Even on election night, Pauken led early balloting, building impressive precinct by precinct leads in the Highland Park and North Dallas sectors of the district. But then the later-reporting black boxes in South Dallas began to flow in, eventually providing Braecklein a 700-vote margin of victory. That, apparently, was not good enough for Pauken, who as of this writing is preparing to ask for an official recount and perhaps to file an official protest of the election. The young Republican will not be specific about allegations of irregularities, but says he feels certain enough of, at the minimum, voting machine malfunctions to pursue the matter further.

Among other notable GOP disappointments: Nancy Judy’s unimpressive showing against Democrat Jim Mattox in the Fifth Congressional District (Republicans had not held any illusions about Judy’s actually beating Mattox, but had privately hoped for a better GOP showing in the district to lay groundwork for Republican challenges in the future); Don Lucky’s failure to unseat Ron Clower in State Senate District 9 (another state house seat the Republicans felt they had a shot at); John Pillow’s mediocre showing against County Clerk Larry Murdoch (a race thought to be another prime opportunity for Republican inroads at the courthouse).
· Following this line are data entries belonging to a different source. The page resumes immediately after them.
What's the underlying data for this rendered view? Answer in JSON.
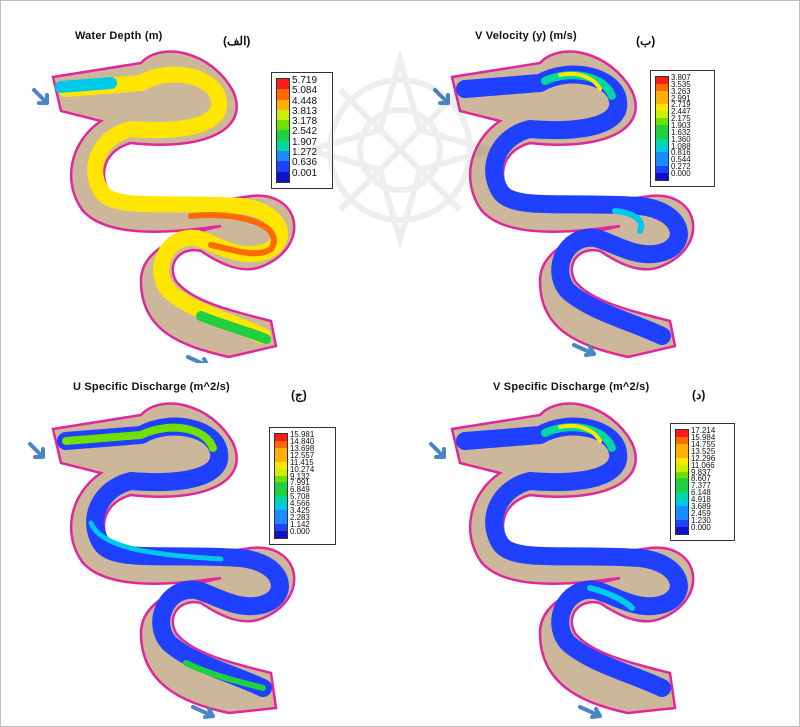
{
  "panels": [
    {
      "title": "Water Depth (m)",
      "label": "(الف)",
      "legend": [
        "5.719",
        "5.084",
        "4.448",
        "3.813",
        "3.178",
        "2.542",
        "1.907",
        "1.272",
        "0.636",
        "0.001"
      ]
    },
    {
      "title": "V Velocity (y) (m/s)",
      "label": "(ب)",
      "legend": [
        "3.807",
        "3.535",
        "3.263",
        "2.991",
        "2.719",
        "2.447",
        "2.175",
        "1.903",
        "1.632",
        "1.360",
        "1.088",
        "0.816",
        "0.544",
        "0.272",
        "0.000"
      ]
    },
    {
      "title": "U Specific Discharge (m^2/s)",
      "label": "(ج)",
      "legend": [
        "15.981",
        "14.840",
        "13.698",
        "12.557",
        "11.415",
        "10.274",
        "9.132",
        "7.991",
        "6.849",
        "5.708",
        "4.566",
        "3.425",
        "2.283",
        "1.142",
        "0.000"
      ]
    },
    {
      "title": "V Specific Discharge (m^2/s)",
      "label": "(د)",
      "legend": [
        "17.214",
        "15.984",
        "14.755",
        "13.525",
        "12.296",
        "11.066",
        "9.837",
        "8.607",
        "7.377",
        "6.148",
        "4.918",
        "3.689",
        "2.459",
        "1.230",
        "0.000"
      ]
    }
  ],
  "colors": {
    "frame": "#bdbdbd",
    "bank": "#cdb79a",
    "outline": "#e0279b",
    "flow_arrow": "#4a86c5",
    "scale": [
      "#ff1a1a",
      "#ff6a00",
      "#ffb000",
      "#ffe600",
      "#c8f000",
      "#6fe000",
      "#20d040",
      "#00d8a0",
      "#00c8e8",
      "#1a8cff",
      "#2040ff",
      "#1010c8"
    ]
  },
  "icons": [
    "flow-direction-arrow-icon",
    "watermark-rosette-icon"
  ]
}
The Democrats had their failures too, though fewer in number, and of less impact. Ray Keller’s loss to incumbent legislator Frank Gaston in District 33-M must be regarded by Democrats as a major disappointment. Keller, a former aide to County Commissioner David Pickett, was an odds-on favorite to unseat Gaston, another of D Magazine’s legislative flunkees in 1975. But like the Republican Pauken, Keller simply could not pound on enough doors in the East Dallas-White Rock area district to offset Gaston’s two-term name identification. And the Democrats (and privately, some Republicans too) have to be disappointed at their failure to unseat Justice of the Peace Robert Cole, the highly-controversial conservative magistrate.

We pundits were not without our setbacks either. This magazine batted only .500 in our four local predictions, and of the seven legislators we flunked in our 1975 Legislative Report Cards, only one, Republican Al Korioth (a GOP primary victim), will not return to Austin this January.

About the only ones who emerged unscathed from this election were the pollsters, who displayed an uncanny scientific accuracy in forecasting the outcomes of most races. Virtually all of the national polls were well within their stated margins of error; Burns Roper, in fact, called the Carter win right on the money.

A colleague suggested the morning after the election that, “If those damned polls get any better, we won’t even need to hold an election in 1980.” Maybe, but Carl Thomas probably disagrees.